第95話 鍋底と鍋の縁
精進湖から本栖湖はすぐだ。国道358号線から国道139号線、国道300号線と山の中に国道の端部がある。浩庵キャンプ場との分岐の先に行くと例のスポットだが、来てみたらそんなものは無かった。時代が早すぎたようだ。とはいえ、ここからの富士山は絶景だ。真夏の鍋の底から脱出した二人はここで夕涼みを兼ねて休憩をした。
「標高900mは伊達じゃないね。涼しいというか日が暮れると肌寒いわ。」
山岳道路の夕暮れはよほどのことが無い限り夏でも走ってると肌寒いことが多い。甲府周辺はちょっと走れば標高1000m近い場所に気づけばいる。という地形の通りまさに鍋底できっと戻ったらまだ熱気が籠っているのだろうと思うとなかなか踵を返すのも躊躇してしまうが、逆に返せば夕涼みしやすい場所でその気になれば天然のクーラーがすぐそこにあるわけで、コンクリートジャングルの関東平野よりも遥かに住み心地はいい気はしてくる。もっとも人口のクーラーはそこら中にあるわけだが、昭和63年というと営団地下鉄(現:東京メトロ)は1988(昭和63)年から冷房化がスタートし、1996(平成8)年に全車両が冷房車になったので、気を抜くと地獄の暑さがあるのが昭和だ。
「さて、時間ももう19時だし宿に行こう。下界は暑そうだけど。。。」
本栖湖に月明かりが反射するようになり、あたりはすっかり真っ暗なことに気づいた。帰りも山道になるのでなるべく幹線道路を走ったほうがいいだろうと、国道300号線を進まずに来た道を戻ることにした。ちなみに、この時代の国道300号線はループトンネルが無い、その他のバイパストンネルが無いくらいで、基本的にはあまり変わってないのだが、現在の国道300号線も随分な山道なので避けて正解だろう。
来た道を戻ると国道358号線から見える甲府の街がキラキラと輝いていたが、綾には煮詰まった鍋底の沸騰した泡を見るようにこれから蒸し暑い夜に戻る憂鬱さとして見えていた。
ねばっとした生暖かい夜の帳を抜け、宿にチェックインした二人は急いでお風呂に入った。夏のツーリングは暑さと汗との闘いでもある。オートバイで走るにはいい季節という時期は年間に何日あるのだろうと思ってしまうが、一瞬の気持ちよさを求めて走り続けるのもまたオートバイの楽しさなのでこれは考えても仕方がない。
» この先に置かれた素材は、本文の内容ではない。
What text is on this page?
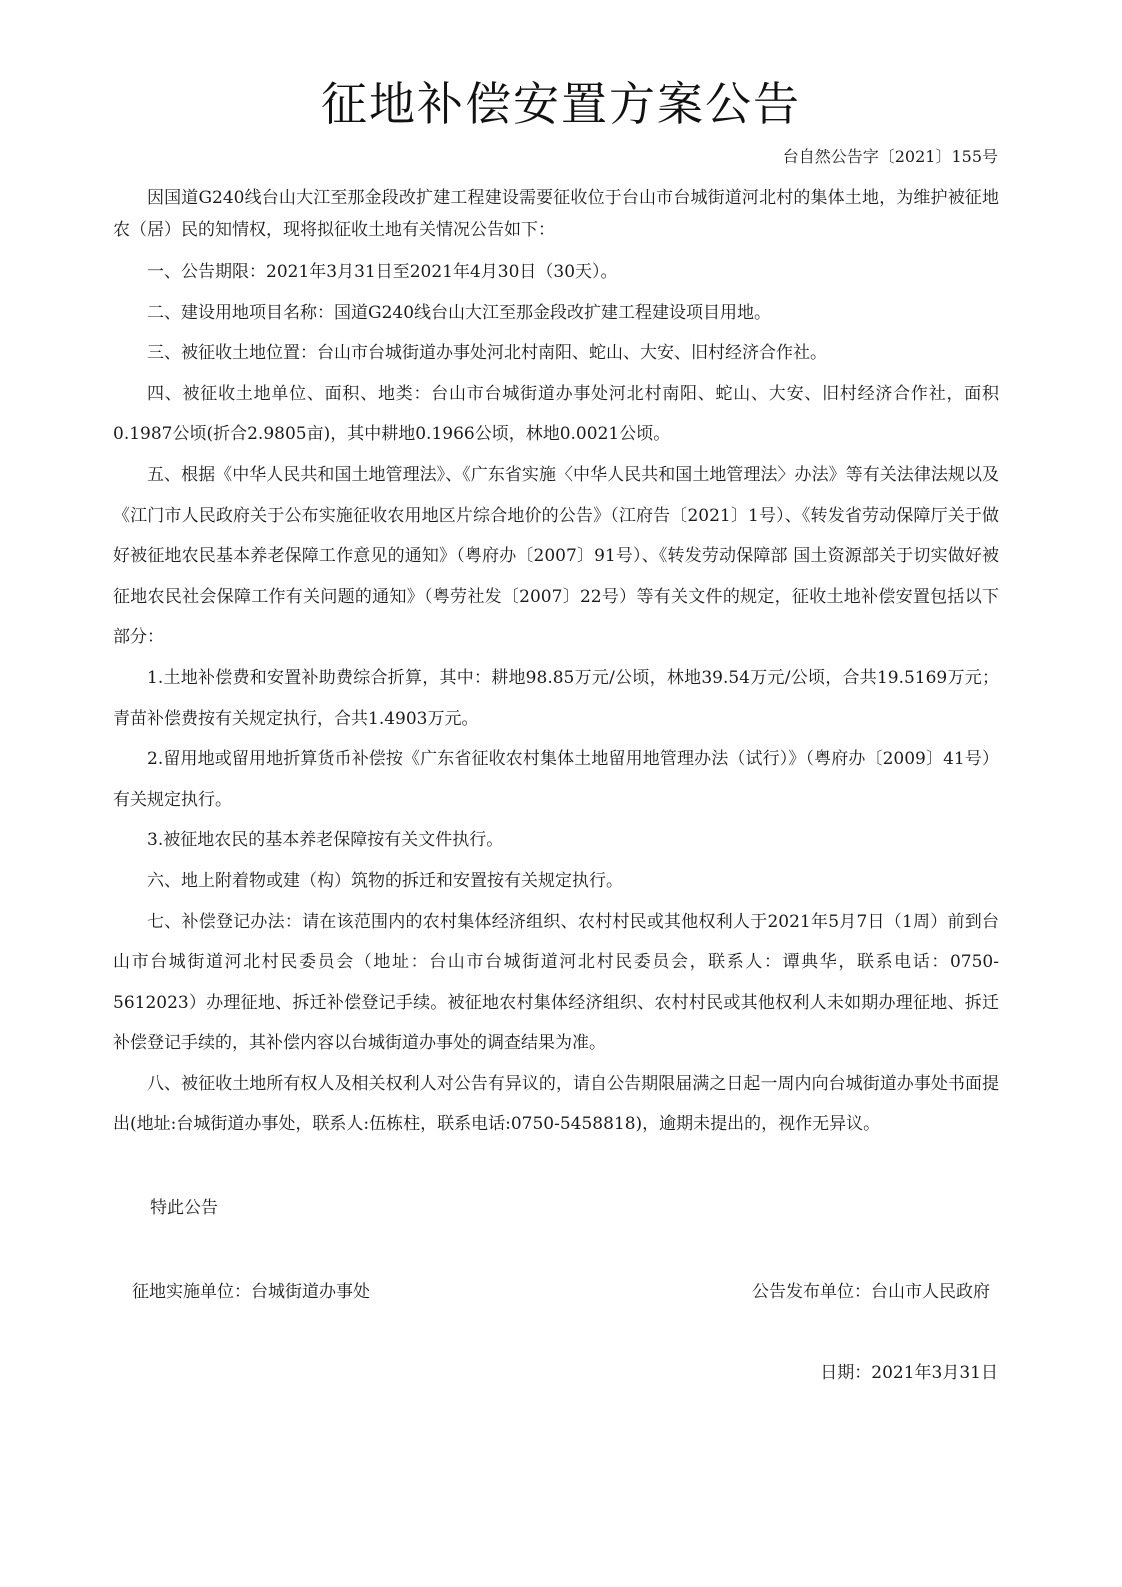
征地补偿安置方案公告
台自然公告字〔2021〕155号

因国道G240线台山大江至那金段改扩建工程建设需要征收位于台山市台城街道河北村的集体土地，为维护被征地农（居）民的知情权，现将拟征收土地有关情况公告如下：

一、公告期限：2021年3月31日至2021年4月30日（30天）。

二、建设用地项目名称：国道G240线台山大江至那金段改扩建工程建设项目用地。

三、被征收土地位置：台山市台城街道办事处河北村南阳、蛇山、大安、旧村经济合作社。

四、被征收土地单位、面积、地类：台山市台城街道办事处河北村南阳、蛇山、大安、旧村经济合作社，面积0.1987公顷(折合2.9805亩)，其中耕地0.1966公顷，林地0.0021公顷。

五、根据《中华人民共和国土地管理法》、《广东省实施〈中华人民共和国土地管理法〉办法》等有关法律法规以及《江门市人民政府关于公布实施征收农用地区片综合地价的公告》（江府告〔2021〕1号）、《转发省劳动保障厅关于做好被征地农民基本养老保障工作意见的通知》（粤府办〔2007〕91号）、《转发劳动保障部 国土资源部关于切实做好被征地农民社会保障工作有关问题的通知》（粤劳社发〔2007〕22号）等有关文件的规定，征收土地补偿安置包括以下部分：

1.土地补偿费和安置补助费综合折算，其中：耕地98.85万元/公顷，林地39.54万元/公顷，合共19.5169万元；青苗补偿费按有关规定执行，合共1.4903万元。

2.留用地或留用地折算货币补偿按《广东省征收农村集体土地留用地管理办法（试行）》（粤府办〔2009〕41号）有关规定执行。

3.被征地农民的基本养老保障按有关文件执行。

六、地上附着物或建（构）筑物的拆迁和安置按有关规定执行。

七、补偿登记办法：请在该范围内的农村集体经济组织、农村村民或其他权利人于2021年5月7日（1周）前到台山市台城街道河北村民委员会（地址：台山市台城街道河北村民委员会，联系人：谭典华，联系电话：0750-5612023）办理征地、拆迁补偿登记手续。被征地农村集体经济组织、农村村民或其他权利人未如期办理征地、拆迁补偿登记手续的，其补偿内容以台城街道办事处的调查结果为准。

八、被征收土地所有权人及相关权利人对公告有异议的，请自公告期限届满之日起一周内向台城街道办事处书面提出(地址:台城街道办事处，联系人:伍栋柱，联系电话:0750-5458818)，逾期未提出的，视作无异议。

特此公告
征地实施单位：台城街道办事处	公告发布单位：台山市人民政府
日期：2021年3月31日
お風呂に入った二人はすっきりした体で夜の居酒屋を探す。少し歩いたところにJR身延線の駅がありこのあたりに居酒屋が点在しているようで、早速鳥もつを肴に二人は祝杯を上げる。明日はどう帰るかを二人は話し合うのだが、そもそもの始まりはスポット巡りだったが、ほとんど回らないで1日を送ってしまったので、明日こそは国道411号線からの奥多摩有料道路、30m道路経由で帰ることにした。奥多摩有料道路は綾が初めて昭和を実感した道路だが、裕子は昭和の奥多摩有料道路を走ったことが無いので気分が高揚しているらしい。令和で奥多摩でローリングしているような人たちとは違って全盛期なのできっと期待した仮装軍団がいると信じているらしい。実際はあまりのオートバイの多さに休日なら走ること自体が大変なオートバイの量なのでローリングどころではないのだが夢は見させておこう。という綾。ほろ酔いになるころには綾もどうしても気になってるというのが塩山側の柳沢峠までの国道411号線と花魁淵だ。どちらも昭和の国道411号線とはだいぶ線形も通るルートも激変している。昭和ならではを山の中に求められるのは現道と旧道が大きく様変わりした道路くらいだが、やはり一番激変するのはダムによって沈んだ道路だとは思うので、国道411号線のような線形改良が地道に行われてる山岳道路はむしろ珍しい方だろう。